Licenziamento durante il coronavirus: il termine di 60 giorni previsto per impugnare l’atto non è sospeso!
Con l’introduzione del recentissimo Decreto Legge n. 18 del 17 marzo 2020, all’art. 46, viene espressamente previsto che a partire dal giorno di pubblicazione sono inibite o sospese alcune procedure di licenziamento per un periodo di 60 giorni.
Nello specifico, sono inibite o sospese le procedure di licenziamento collettivo, anche se già avviate alla data del 23.02.2020, nonché, per tutti i datori di lavoro, il licenziamento per giustificato motivo oggettivo, ovvero quelle riguardanti l’attività produttiva e l’organizzazione del lavoro.

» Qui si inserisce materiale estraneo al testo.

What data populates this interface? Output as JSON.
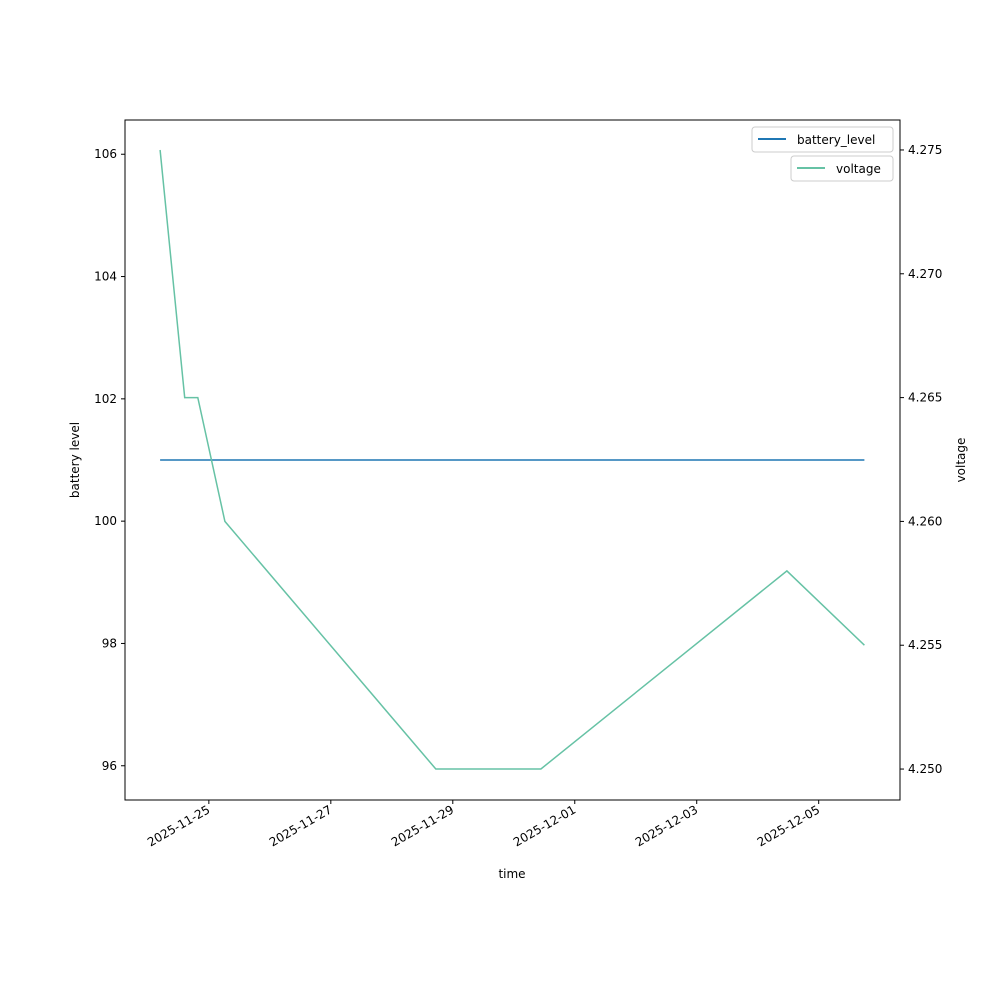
{
  "chart_data": {
    "type": "line",
    "xlabel": "time",
    "ylabel_left": "battery level",
    "ylabel_right": "voltage",
    "xlim": [
      "2025-11-23T15:00",
      "2025-12-06T08:00"
    ],
    "ylim_left": [
      95.44,
      106.56
    ],
    "ylim_right": [
      4.24875,
      4.27621
    ],
    "x_ticks": [
      "2025-11-25",
      "2025-11-27",
      "2025-11-29",
      "2025-12-01",
      "2025-12-03",
      "2025-12-05"
    ],
    "y_ticks_left": [
      "96",
      "98",
      "100",
      "102",
      "104",
      "106"
    ],
    "y_ticks_right": [
      "4.250",
      "4.255",
      "4.260",
      "4.265",
      "4.270",
      "4.275"
    ],
    "grid": false,
    "legend_placement": "top-right",
    "series": [
      {
        "name": "battery_level",
        "axis": "left",
        "color": "#1f77b4",
        "x": [
          "2025-11-24T04:48",
          "2025-12-05T18:00"
        ],
        "y": [
          101,
          101
        ]
      },
      {
        "name": "voltage",
        "axis": "right",
        "color": "#66c2a5",
        "x": [
          "2025-11-24T04:48",
          "2025-11-24T14:30",
          "2025-11-24T19:40",
          "2025-11-25T06:20",
          "2025-11-28T17:20",
          "2025-11-30T10:40",
          "2025-12-04T11:30",
          "2025-12-05T18:00"
        ],
        "y": [
          4.275,
          4.265,
          4.265,
          4.26,
          4.25,
          4.25,
          4.258,
          4.255
        ]
      }
    ]
  }
}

Pertanto, il datore di lavoro potrà comunque procedere ad irrogare un licenziamento individuale per giusta causa o giustificato motivo soggettivo nei confronti dei suoi dipendenti.

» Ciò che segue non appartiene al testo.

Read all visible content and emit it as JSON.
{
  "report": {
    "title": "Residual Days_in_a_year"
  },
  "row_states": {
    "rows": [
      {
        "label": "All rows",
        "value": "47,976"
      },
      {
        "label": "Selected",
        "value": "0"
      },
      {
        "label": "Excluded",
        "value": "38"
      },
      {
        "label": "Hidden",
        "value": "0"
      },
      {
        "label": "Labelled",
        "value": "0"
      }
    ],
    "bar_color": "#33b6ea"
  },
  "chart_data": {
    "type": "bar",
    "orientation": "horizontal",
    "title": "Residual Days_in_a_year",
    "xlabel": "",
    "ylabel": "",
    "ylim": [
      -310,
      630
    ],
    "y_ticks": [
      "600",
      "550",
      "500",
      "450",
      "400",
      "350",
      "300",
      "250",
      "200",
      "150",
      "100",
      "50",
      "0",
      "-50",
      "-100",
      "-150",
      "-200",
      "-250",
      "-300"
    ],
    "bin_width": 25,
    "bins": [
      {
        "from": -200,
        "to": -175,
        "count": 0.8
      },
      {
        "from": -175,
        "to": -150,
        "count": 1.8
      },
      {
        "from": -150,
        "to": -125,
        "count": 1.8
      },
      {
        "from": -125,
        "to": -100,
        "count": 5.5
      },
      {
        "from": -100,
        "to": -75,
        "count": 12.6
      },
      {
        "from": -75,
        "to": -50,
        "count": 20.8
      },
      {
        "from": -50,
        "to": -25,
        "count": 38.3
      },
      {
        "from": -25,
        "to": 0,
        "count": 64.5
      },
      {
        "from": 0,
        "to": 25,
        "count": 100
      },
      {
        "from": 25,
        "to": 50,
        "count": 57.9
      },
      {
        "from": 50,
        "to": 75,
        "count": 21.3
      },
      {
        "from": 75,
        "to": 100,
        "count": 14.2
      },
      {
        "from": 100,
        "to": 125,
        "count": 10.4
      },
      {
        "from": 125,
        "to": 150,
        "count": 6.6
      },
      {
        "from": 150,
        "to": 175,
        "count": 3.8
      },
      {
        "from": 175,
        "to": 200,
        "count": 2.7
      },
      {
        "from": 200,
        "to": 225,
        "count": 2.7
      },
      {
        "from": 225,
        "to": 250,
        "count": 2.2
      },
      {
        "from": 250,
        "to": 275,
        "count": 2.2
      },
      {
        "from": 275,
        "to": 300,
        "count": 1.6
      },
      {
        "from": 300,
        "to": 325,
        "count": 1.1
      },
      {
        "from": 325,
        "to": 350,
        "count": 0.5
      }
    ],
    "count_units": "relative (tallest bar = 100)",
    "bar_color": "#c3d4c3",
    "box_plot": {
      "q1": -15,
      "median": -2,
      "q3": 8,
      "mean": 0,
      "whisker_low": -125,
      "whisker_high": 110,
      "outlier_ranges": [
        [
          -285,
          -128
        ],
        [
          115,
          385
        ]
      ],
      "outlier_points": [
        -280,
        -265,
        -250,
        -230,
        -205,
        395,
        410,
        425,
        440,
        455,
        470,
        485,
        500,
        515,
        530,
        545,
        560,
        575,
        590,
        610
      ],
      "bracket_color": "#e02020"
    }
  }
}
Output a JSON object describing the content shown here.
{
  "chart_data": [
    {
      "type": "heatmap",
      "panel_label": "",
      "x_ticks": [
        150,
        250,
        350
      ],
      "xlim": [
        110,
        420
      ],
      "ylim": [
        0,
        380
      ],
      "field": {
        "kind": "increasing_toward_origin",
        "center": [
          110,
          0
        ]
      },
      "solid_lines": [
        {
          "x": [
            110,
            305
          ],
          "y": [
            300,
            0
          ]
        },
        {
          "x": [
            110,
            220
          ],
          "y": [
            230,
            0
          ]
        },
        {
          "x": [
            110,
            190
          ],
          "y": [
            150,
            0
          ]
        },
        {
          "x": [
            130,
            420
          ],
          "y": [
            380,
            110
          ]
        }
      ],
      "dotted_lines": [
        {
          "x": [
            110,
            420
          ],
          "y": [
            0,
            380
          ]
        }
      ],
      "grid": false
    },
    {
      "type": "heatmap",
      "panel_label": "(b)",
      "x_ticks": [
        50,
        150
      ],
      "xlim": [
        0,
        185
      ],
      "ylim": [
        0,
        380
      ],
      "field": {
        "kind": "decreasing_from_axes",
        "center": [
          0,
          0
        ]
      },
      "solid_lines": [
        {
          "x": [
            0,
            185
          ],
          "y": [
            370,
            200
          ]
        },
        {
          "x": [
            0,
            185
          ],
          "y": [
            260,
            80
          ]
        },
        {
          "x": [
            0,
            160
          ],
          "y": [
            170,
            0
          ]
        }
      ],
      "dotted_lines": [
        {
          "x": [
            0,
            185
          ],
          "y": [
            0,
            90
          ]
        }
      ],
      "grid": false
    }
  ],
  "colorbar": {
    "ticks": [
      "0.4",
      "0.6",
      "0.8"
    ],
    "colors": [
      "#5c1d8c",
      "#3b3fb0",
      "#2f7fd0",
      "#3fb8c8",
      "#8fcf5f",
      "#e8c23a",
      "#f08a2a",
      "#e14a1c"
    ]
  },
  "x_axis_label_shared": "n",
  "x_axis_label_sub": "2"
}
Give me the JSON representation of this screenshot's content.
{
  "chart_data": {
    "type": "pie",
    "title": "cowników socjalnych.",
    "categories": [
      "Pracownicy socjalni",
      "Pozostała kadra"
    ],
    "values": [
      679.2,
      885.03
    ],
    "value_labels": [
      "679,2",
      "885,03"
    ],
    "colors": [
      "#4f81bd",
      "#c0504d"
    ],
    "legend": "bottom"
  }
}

Il lavoratore che si ritenga leso da tale atto, deve impugnare il recesso entro il termine previsto dall’art. 6 della Legge n. 604/1966.
Si rammenta, al riguardo, come il lavoratore abbia l’onere di impugnare il licenziamento nel termine perentorio di 60 giorni dalla ricezione della comunicazione dell’atto di recesso con atto scritto di qualsiasi tipo, anche stragiudiziale, idoneo a rendere nota la sua volontà di impugnare il licenziamento.
Successivamente all’impugnazione stragiudiziale dell’atto di recesso datoriale, dovrà seguire il deposito del ricorso nella cancelleria del tribunale competente entro 180 giorni o nel più breve termine di 60 giorni dal rifiuto o mancato accordo in sede di conciliazione.
Si ricorda che tali termini sono previsti a pena di decadenza, per cui se decorrono senza effettuare il relativo atto, si perderà il relativo diritto.